Monday, April 18, 2005

For TMFTML lovers only.

The science watchers over at Imponderable Research point to items of interest in their most recent issue, notably some research by and for the adolescent male that in at least one case seeks to put the bun back into bunsen burner (or the opposite). Four actual research projects are noted, in precis form, among them:

"Colorectal Foreign Bodies," which appeared in Colorectal Disease. vol. 7, no 1, January 2005.
Objective: A pictorial review of colorectal foreign bodies and their extraction.
Methods: A prospective data-base and photographic record of patients who presented with retained colorectal foreign bodies at our institution has been maintained since 1995.... The foreign bodies included a penknife, an aerosol deodorant spray can, a blue plastic tumbler, a plastic bag containing two bank-notes and some marijuana [worst. drug deal. ever.], a plastic packet containing fish hooks, a penlight torch, a broomstick, a battery powered vibrator, a primus stove, a cap of an aerosol can, a piece of wire, a piece of hosepipe wrapped with wire and an iron bar. They entered the alimentary tract for a variety of reasons....

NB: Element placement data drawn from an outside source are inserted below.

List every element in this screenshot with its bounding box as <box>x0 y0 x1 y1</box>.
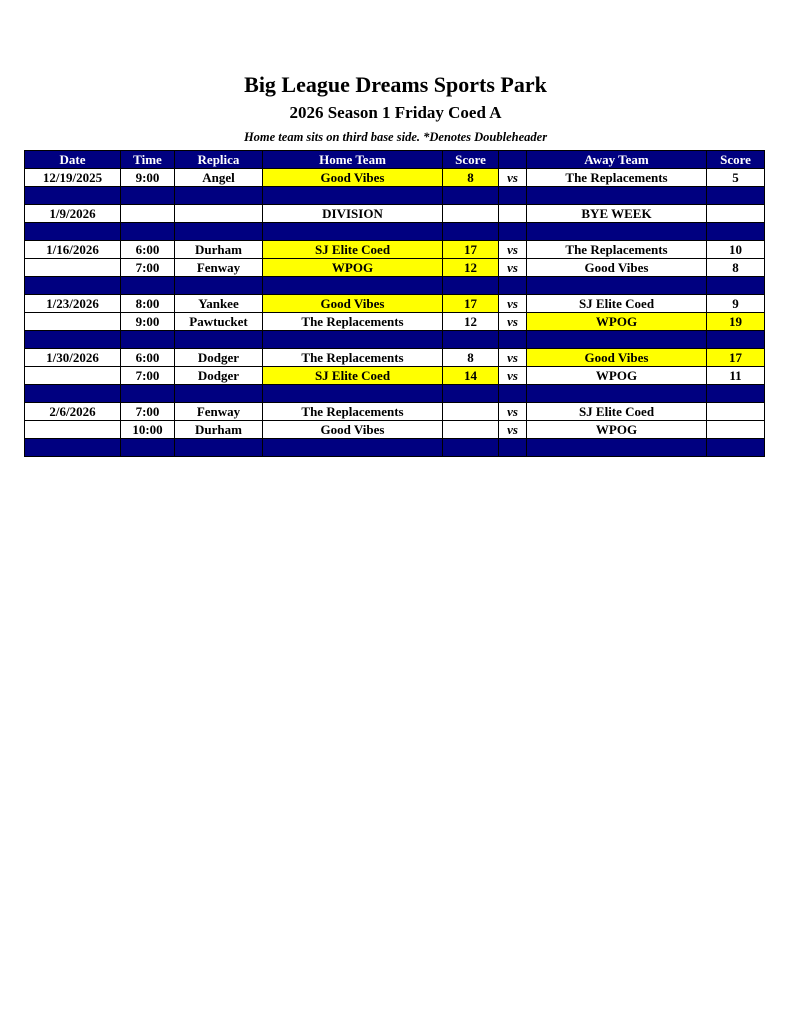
cell-away-score: 5 <box>707 169 765 187</box>
separator-cell <box>499 277 527 295</box>
cell-away-team: The Replacements <box>527 241 707 259</box>
table-row <box>25 205 765 223</box>
cell-vs: vs <box>499 367 527 385</box>
separator-cell <box>443 277 499 295</box>
cell-date: 1/30/2026 <box>25 349 121 367</box>
cell-away-score: 10 <box>707 241 765 259</box>
col-header-vs <box>499 151 527 169</box>
separator-cell <box>527 385 707 403</box>
separator-cell <box>121 223 175 241</box>
separator-cell <box>707 385 765 403</box>
cell-away-team: The Replacements <box>527 169 707 187</box>
separator-cell <box>443 331 499 349</box>
cell-date <box>25 259 121 277</box>
cell-replica: Angel <box>175 169 263 187</box>
cell-away-score: 9 <box>707 295 765 313</box>
cell-replica: Fenway <box>175 259 263 277</box>
cell-home-team: The Replacements <box>263 313 443 331</box>
table-row <box>25 367 765 385</box>
separator-cell <box>443 187 499 205</box>
separator-cell <box>121 277 175 295</box>
separator-cell <box>25 223 121 241</box>
separator-cell <box>527 187 707 205</box>
cell-time: 8:00 <box>121 295 175 313</box>
separator-row <box>25 223 765 241</box>
cell-away-team: WPOG <box>527 313 707 331</box>
cell-vs: vs <box>499 241 527 259</box>
cell-replica: Pawtucket <box>175 313 263 331</box>
schedule-note: Home team sits on third base side. *Denotes Doubleheader <box>243 130 548 144</box>
season-subtitle: 2026 Season 1 Friday Coed A <box>289 103 502 122</box>
cell-away-score: 8 <box>707 259 765 277</box>
cell-time: 9:00 <box>121 169 175 187</box>
cell-replica: Dodger <box>175 349 263 367</box>
cell-date <box>25 367 121 385</box>
cell-home-score: 12 <box>443 313 499 331</box>
separator-cell <box>707 439 765 457</box>
cell-home-team: SJ Elite Coed <box>263 367 443 385</box>
cell-home-score: 12 <box>443 259 499 277</box>
cell-vs: vs <box>499 259 527 277</box>
cell-time: 6:00 <box>121 241 175 259</box>
cell-home-team: SJ Elite Coed <box>263 241 443 259</box>
col-header-time: Time <box>121 151 175 169</box>
cell-time: 7:00 <box>121 259 175 277</box>
cell-replica: Fenway <box>175 403 263 421</box>
separator-row <box>25 439 765 457</box>
separator-cell <box>527 223 707 241</box>
table-row <box>25 421 765 439</box>
cell-time: 7:00 <box>121 367 175 385</box>
separator-cell <box>263 223 443 241</box>
cell-date: 2/6/2026 <box>25 403 121 421</box>
cell-home-score <box>443 421 499 439</box>
cell-home-team: WPOG <box>263 259 443 277</box>
table-header-row <box>25 151 765 169</box>
cell-away-team: Good Vibes <box>527 349 707 367</box>
cell-away-team: Good Vibes <box>527 259 707 277</box>
separator-cell <box>499 439 527 457</box>
cell-vs: vs <box>499 295 527 313</box>
table-row <box>25 169 765 187</box>
cell-vs: vs <box>499 403 527 421</box>
separator-cell <box>25 439 121 457</box>
cell-date: 12/19/2025 <box>25 169 121 187</box>
separator-cell <box>263 331 443 349</box>
table-row <box>25 295 765 313</box>
cell-date <box>25 313 121 331</box>
col-header-home-score: Score <box>443 151 499 169</box>
separator-row <box>25 187 765 205</box>
col-header-away-team: Away Team <box>527 151 707 169</box>
table-row <box>25 259 765 277</box>
separator-cell <box>707 187 765 205</box>
cell-date: 1/23/2026 <box>25 295 121 313</box>
separator-row <box>25 277 765 295</box>
cell-date: 1/9/2026 <box>25 205 121 223</box>
separator-row <box>25 385 765 403</box>
separator-cell <box>175 385 263 403</box>
cell-home-score: 14 <box>443 367 499 385</box>
separator-cell <box>499 187 527 205</box>
separator-cell <box>527 277 707 295</box>
separator-row <box>25 331 765 349</box>
col-header-replica: Replica <box>175 151 263 169</box>
cell-away-team: WPOG <box>527 421 707 439</box>
separator-cell <box>263 187 443 205</box>
cell-home-score: 17 <box>443 295 499 313</box>
col-header-away-score: Score <box>707 151 765 169</box>
separator-cell <box>25 187 121 205</box>
separator-cell <box>175 439 263 457</box>
separator-cell <box>707 277 765 295</box>
col-header-home-team: Home Team <box>263 151 443 169</box>
separator-cell <box>443 439 499 457</box>
cell-home-team: Good Vibes <box>263 169 443 187</box>
cell-vs: vs <box>499 349 527 367</box>
cell-home-score: 8 <box>443 169 499 187</box>
cell-time: 9:00 <box>121 313 175 331</box>
table-row <box>25 403 765 421</box>
separator-cell <box>175 223 263 241</box>
table-row <box>25 313 765 331</box>
cell-home-score <box>443 205 499 223</box>
cell-replica: Durham <box>175 421 263 439</box>
cell-date: 1/16/2026 <box>25 241 121 259</box>
separator-cell <box>443 385 499 403</box>
separator-cell <box>527 439 707 457</box>
separator-cell <box>527 331 707 349</box>
cell-vs: vs <box>499 313 527 331</box>
cell-away-team: BYE WEEK <box>527 205 707 223</box>
cell-away-score <box>707 421 765 439</box>
cell-replica: Durham <box>175 241 263 259</box>
page-title: Big League Dreams Sports Park <box>244 72 547 97</box>
separator-cell <box>121 385 175 403</box>
cell-away-score: 19 <box>707 313 765 331</box>
cell-vs: vs <box>499 169 527 187</box>
cell-date <box>25 421 121 439</box>
separator-cell <box>263 277 443 295</box>
separator-cell <box>707 223 765 241</box>
cell-away-score: 11 <box>707 367 765 385</box>
cell-vs <box>499 205 527 223</box>
cell-home-team: The Replacements <box>263 349 443 367</box>
cell-home-team: Good Vibes <box>263 295 443 313</box>
cell-home-team: The Replacements <box>263 403 443 421</box>
separator-cell <box>707 331 765 349</box>
separator-cell <box>25 385 121 403</box>
separator-cell <box>121 187 175 205</box>
schedule-table <box>24 150 765 457</box>
cell-home-score: 17 <box>443 241 499 259</box>
cell-time <box>121 205 175 223</box>
separator-cell <box>121 331 175 349</box>
separator-cell <box>499 385 527 403</box>
cell-vs: vs <box>499 421 527 439</box>
cell-away-score <box>707 205 765 223</box>
separator-cell <box>25 277 121 295</box>
separator-cell <box>263 439 443 457</box>
separator-cell <box>175 277 263 295</box>
cell-away-team: SJ Elite Coed <box>527 295 707 313</box>
cell-replica: Yankee <box>175 295 263 313</box>
cell-away-team: WPOG <box>527 367 707 385</box>
cell-away-score <box>707 403 765 421</box>
separator-cell <box>175 331 263 349</box>
table-row <box>25 241 765 259</box>
cell-home-team: DIVISION <box>263 205 443 223</box>
separator-cell <box>499 331 527 349</box>
cell-time: 7:00 <box>121 403 175 421</box>
separator-cell <box>175 187 263 205</box>
cell-home-score <box>443 403 499 421</box>
cell-replica: Dodger <box>175 367 263 385</box>
separator-cell <box>443 223 499 241</box>
cell-home-team: Good Vibes <box>263 421 443 439</box>
separator-cell <box>25 331 121 349</box>
separator-cell <box>499 223 527 241</box>
cell-away-team: SJ Elite Coed <box>527 403 707 421</box>
table-row <box>25 349 765 367</box>
col-header-date: Date <box>25 151 121 169</box>
separator-cell <box>263 385 443 403</box>
cell-home-score: 8 <box>443 349 499 367</box>
cell-replica <box>175 205 263 223</box>
cell-time: 10:00 <box>121 421 175 439</box>
separator-cell <box>121 439 175 457</box>
cell-time: 6:00 <box>121 349 175 367</box>
cell-away-score: 17 <box>707 349 765 367</box>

A pictorial review? It's true; this stuff never gets tired.

The other report worthy of mention would be "Monkeys Pay Per View: Adaptive Valuation of Social Images by Rhesus Macaques," from Current Biology, vol. 15, no. 6., in which we learn "male rhesus macaques [paid something of value] for the opportunity to view female perinea...." Porn: it's a primate thing.

We leave further Google work to the truly fetishistic.